Yes, like kaymondo it's just my waist that's a 16. It's so depressing hating what you see in the mirror or catching sight of yourself getting out of the bath.
Did you have a CS OP? Because if not, this overhang will eventually go, after my first it went after weeks, unfortunately with my second it took years.
Ah, you mean a gunt!
3 cs have left me with one of these. However I did get off lightly on the stretch marks front. I don't like it but there's not much I can do about it I reckon
Yes I have one. It doesnt bother me now, but it used to.
I was very slim when i got pregnant with my first DC, but put on a lot of weight and had a huge baby by c-section, which ruined my tum.
I was devastated for a couple of years. I dont really care anymore. I'm slim and look OK in most clothes, its just naked there is an apron. Ah well. DH couldnt care less and guess I am just used to it now.
No way would I have a tummy tuck. Big operation and it never looks normal afterwards, just really weirdly taut with the stretchmarks all stretched out. Look at Mariah Carey's weird stomach for an example.
I don't think you have to just put up with it. There is a needless stigma about plastic surgery and it's not like you're having a boob job so you can go on big brother - you'd be having reconstructive surgery after 3 pregnancies. Nothing to be embarrassed about there & the judgypants types can just mind their own business.
I just wear big pants and forget about it, apart from exercising to tone up what you can there's fuck all you can do about nature.
Big knickers with tummy control are your new best friend.
My youngest is six, and I have had to work very hard over the last year, but a combination of weight loss, very healthy diet (no sugar, no grains, no alcohol, no caffeine, very little dairy/meat) and very very very intensive exercise and mine has almost gone.
I don't think it will ever totally go as I had polyhydramnios with my first, and stretch marks like a tiger. But for years I looked several months gone and used to be asked all the time when I was due now I just have a tiny rounding, and it doesn't hang at all.
It's a lot to put yourself though, but better than surgery imo.

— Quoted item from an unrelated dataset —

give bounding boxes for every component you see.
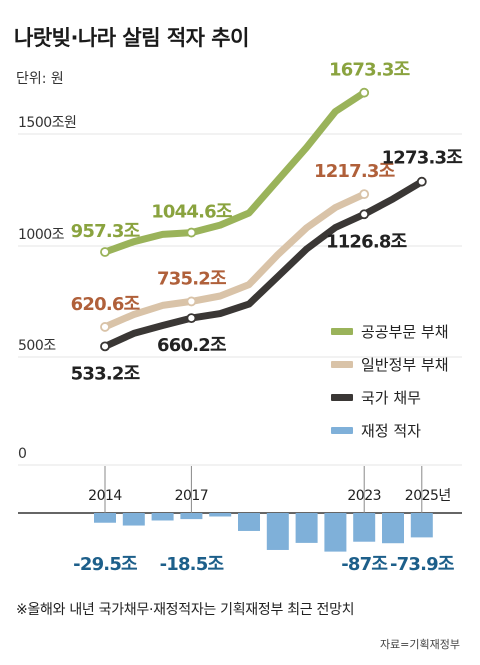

I accept it, i actually like it now in a weird way! Most 'normal' non media mums of more than 2 have it! I had 8 pregnancies, 2 were stillbirths so was so grateful just to have my healthy ones!! It just seemed trivial! I also have full term twins, which weren't great for my figure but was so glad they made it full term! I would never have surgery for the risks and some people I know who have had it do not look any better with the huge scars etc. It is so sad women feel like this as we are bombarded with images of perfection all the time.
I have one 9 years after emergency c section. I know that I should thank my lucky stars that me and my son are healthy and happy but it does bother me. I think the surgeon cut muscles that will never twang back no matter how much you exercise. It stinks, literally. I've to wash with gentle antibacterial soap every couple of hours.
I've another baby on the way and once I've decided when I'm done with child rearing, I'm saving up and getting the tuck. The scars are preferable to this. I've a few years yet so I will research properly and make sure I've someone good to do it. We don't HAVE to put up with it OP. It's not a body confidence issue because of media and models, I've saggy tits and I don't give a shit.
I have a small mirror in the bathroom on the little medicine cabinet that dp uses for shaving, and the dds have a mirror in their room.
Apart from that, our house is mirrorless! I have a slight apron, it doesn't hang down over my knickers but it does sort of bulge out. I don't wear bikinis and the only people who see it are dp and the dc.
I look fine in clothes (well, I don't scare people away) and am genuinely not bothered. There's more to me than my stretchmarked body with funny tummy.
I don't look in a mirror to admire myself, I look in the mirror to make sure I don't have toothpaste round my mouth when I brush my teeth!